14Homes Part of New Life for Neighborhood

BY MARK WINEKA
SALISBURY POST

December 14, 1999

Angela Hicks might be giving herself and her two daughters the best Christmas gift of all: a new house.

“I’m giving them something that I thought, being a single mother, was going to be a hard thing,” says Hicks, 26. “The best thing for them is having their own room and yard. We’ve never had a yard.”

Hicks and her girls, 6 and 9, will inhabit the first of three new two-story houses the Salisbury Community Development Commission has built in the 300 block of North Shaver Street in the Park Avenue neighborhood.

This section of the city — even this spot where the new three-bedroom, two-bath houses have been built — has suffered many years with a bad reputation.

“When they first told me where the house was, I said, ‘Oh, God,’ because I remember how the neighborhood was,” Hicks says.

But she drove to the construction site, liked the houses and saw other nearby improvements the city had initiated, such as the restoration of Tar Branch creek and the reconstruction of Cannon Park.

“I said, ‘I could raise my kids there’,” Hicks recalls.

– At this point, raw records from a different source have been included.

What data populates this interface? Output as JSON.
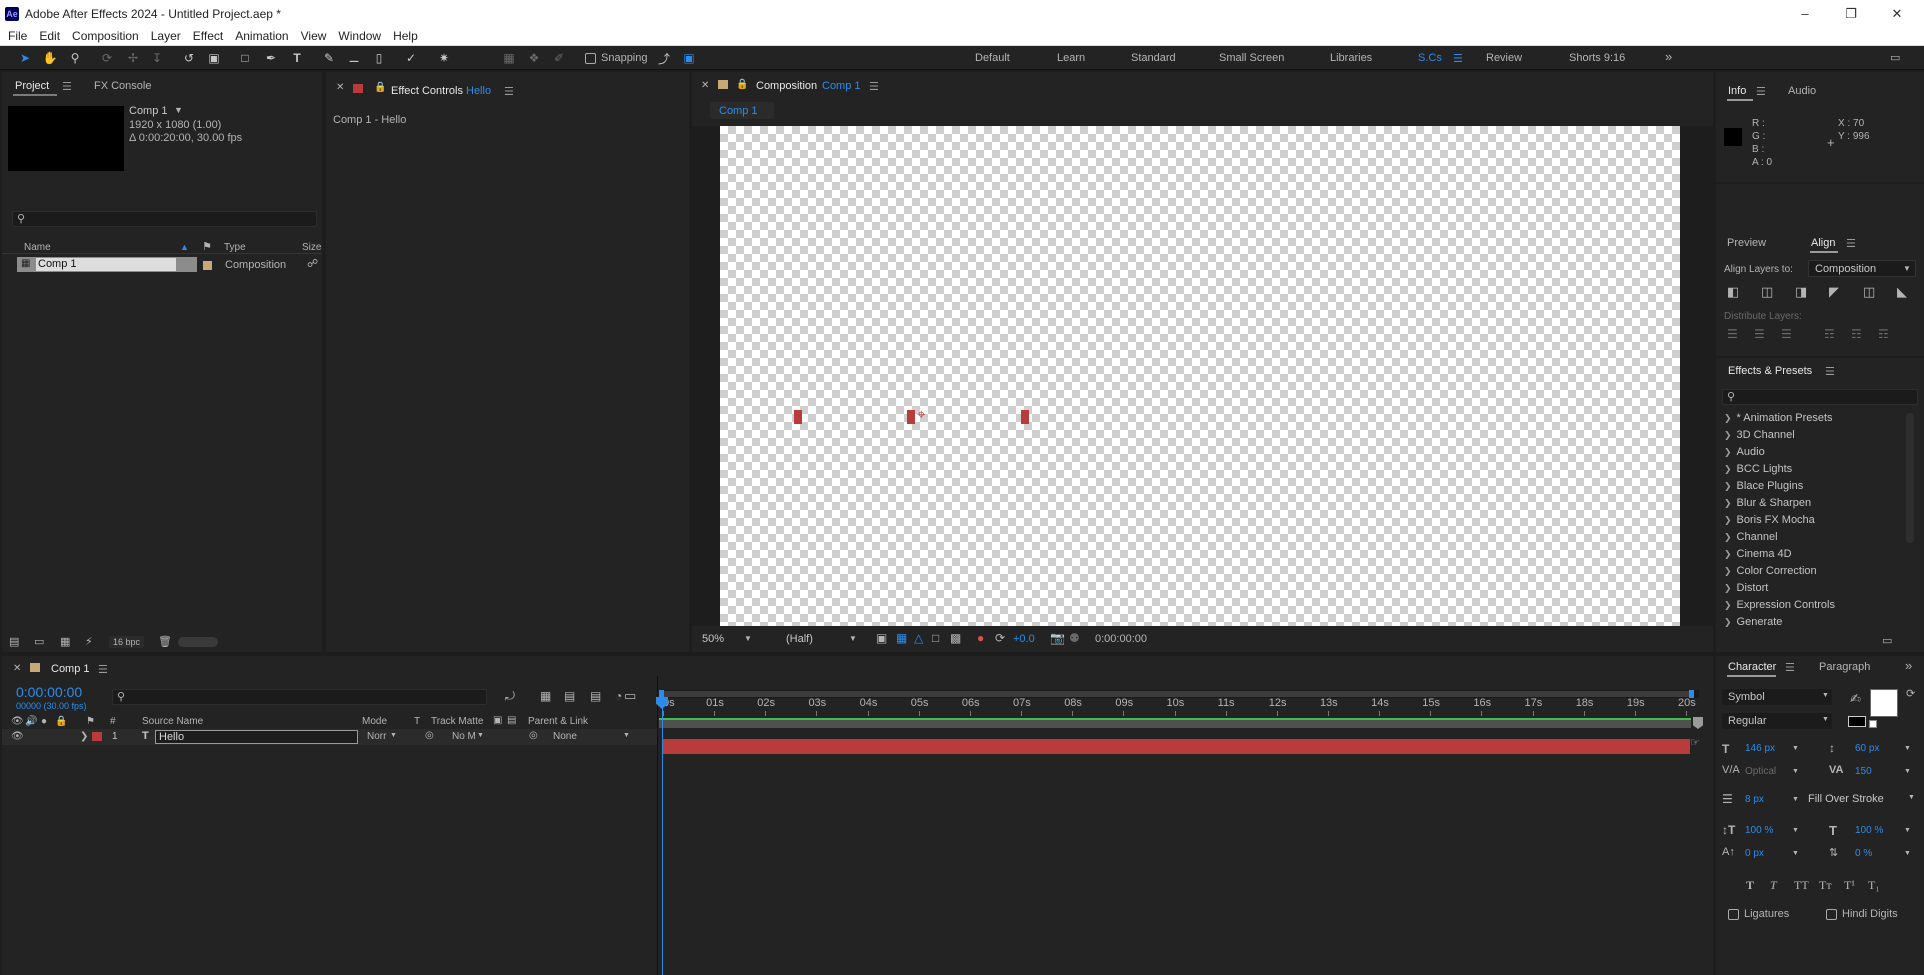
{
  "window": {
    "title": "Adobe After Effects 2024 - Untitled Project.aep *",
    "app_icon": "Ae"
  },
  "menu": [
    "File",
    "Edit",
    "Composition",
    "Layer",
    "Effect",
    "Animation",
    "View",
    "Window",
    "Help"
  ],
  "toolbar": {
    "snapping_label": "Snapping"
  },
  "workspaces": [
    "Default",
    "Learn",
    "Standard",
    "Small Screen",
    "Libraries",
    "S.Cs",
    "Review",
    "Shorts 9:16"
  ],
  "active_workspace": "S.Cs",
  "project_panel": {
    "tabs": [
      "Project",
      "FX Console"
    ],
    "comp_name": "Comp 1",
    "comp_res": "1920 x 1080 (1.00)",
    "comp_duration": "Δ 0:00:20:00, 30.00 fps",
    "search_placeholder": "",
    "columns": {
      "name": "Name",
      "type": "Type",
      "size": "Size"
    },
    "items": [
      {
        "name": "Comp 1",
        "type": "Composition"
      }
    ],
    "bpc": "16 bpc"
  },
  "effect_controls": {
    "title": "Effect Controls",
    "layer": "Hello",
    "breadcrumb": "Comp 1 - Hello"
  },
  "composition_panel": {
    "title": "Composition",
    "comp": "Comp 1",
    "subtab": "Comp 1",
    "zoom": "50%",
    "resolution": "(Half)",
    "exposure": "+0.0",
    "timecode": "0:00:00:00"
  },
  "info_panel": {
    "tabs": [
      "Info",
      "Audio"
    ],
    "r": "R :",
    "g": "G :",
    "b": "B :",
    "a": "A : 0",
    "x": "X : 70",
    "y": "Y : 996"
  },
  "align_panel": {
    "tabs": [
      "Preview",
      "Align"
    ],
    "align_to_label": "Align Layers to:",
    "align_to_value": "Composition",
    "distribute_label": "Distribute Layers:"
  },
  "effects_presets": {
    "title": "Effects & Presets",
    "items": [
      "* Animation Presets",
      "3D Channel",
      "Audio",
      "BCC Lights",
      "Blace Plugins",
      "Blur & Sharpen",
      "Boris FX Mocha",
      "Channel",
      "Cinema 4D",
      "Color Correction",
      "Distort",
      "Expression Controls",
      "Generate"
    ]
  },
  "timeline": {
    "comp_tab": "Comp 1",
    "timecode": "0:00:00:00",
    "frames": "00000 (30.00 fps)",
    "columns": {
      "hash": "#",
      "source": "Source Name",
      "mode": "Mode",
      "t": "T",
      "matte": "Track Matte",
      "parent": "Parent & Link"
    },
    "layers": [
      {
        "num": "1",
        "name": "Hello",
        "mode": "Norr",
        "matte": "No M",
        "parent": "None"
      }
    ],
    "ruler": [
      "0s",
      "01s",
      "02s",
      "03s",
      "04s",
      "05s",
      "06s",
      "07s",
      "08s",
      "09s",
      "10s",
      "11s",
      "12s",
      "13s",
      "14s",
      "15s",
      "16s",
      "17s",
      "18s",
      "19s",
      "20s"
    ]
  },
  "character_panel": {
    "tabs": [
      "Character",
      "Paragraph"
    ],
    "font": "Symbol",
    "style": "Regular",
    "font_size": "146 px",
    "leading": "60 px",
    "kerning": "Optical",
    "tracking": "150",
    "stroke_width": "8 px",
    "stroke_type": "Fill Over Stroke",
    "vscale": "100 %",
    "hscale": "100 %",
    "baseline": "0 px",
    "tsume": "0 %",
    "ligatures": "Ligatures",
    "hindi_digits": "Hindi Digits"
  },
  "colors": {
    "accent_blue": "#2d8ceb",
    "layer_red": "#b83c3c",
    "label_tan": "#c8a878"
  }
}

On Thursday at a special open house ceremony, the Salisbury Community Development Corp. will present Hicks and her girls the keys to their new house.

In a way, being able to move in will save Hicks some gas money.

“They (her girls) make me ride by it every day,” she says.

Each of the three new houses perched on this North Shaver Street hill has its own driveway and is distinguished by a front porch, high-pitched roof, side dormers and nice appointments inside.

Each sells for $88,000 and has 1,375 square feet.

Thursday ceremony

Headed by Executive Director Chanaka Yatawara, the Community Development Corp. will hold an invitation-only ceremony from 3 to 4 p.m. Thursday at Hicks’ house. From 4 to 5 p.m., the public can attend an open house tour of all the homes, an effort by the Community Development Corp. to bring affordable home ownership into what had been a troubled area.

A partnership of the Community Development Corp., the city and local banks make it possible.

The Community Development Corp. chose the three lots where houses now stand because they had been vacant eyesores within a neighborhood that has become predominantly rental properties.

The corporation also aims at complementing efforts under way by the city to help targeted neighborhoods. These vacant properties on North Shaver Street overlooked the Tar Branch creek area, which workers also are restoring, and stood a block away from the totally redesigned Cannon Park. (See accompanying story.)

The city bought the lots for $6,000 each. Community Development Corp. board member Karen Alexander, an architect, designed the houses free of charge. Contractor Max Spear charged $80,000 for building each house, and the corporation decided on an $88,000 asking price.

Helping the buyer

The city and local banks make the $88,000 houses affordable to qualified buyers (a maximum $43,800 annual income for a family of four) by buying down the interest rate and helping with the down payment (up to $7,500) and closing costs (up to $2,500).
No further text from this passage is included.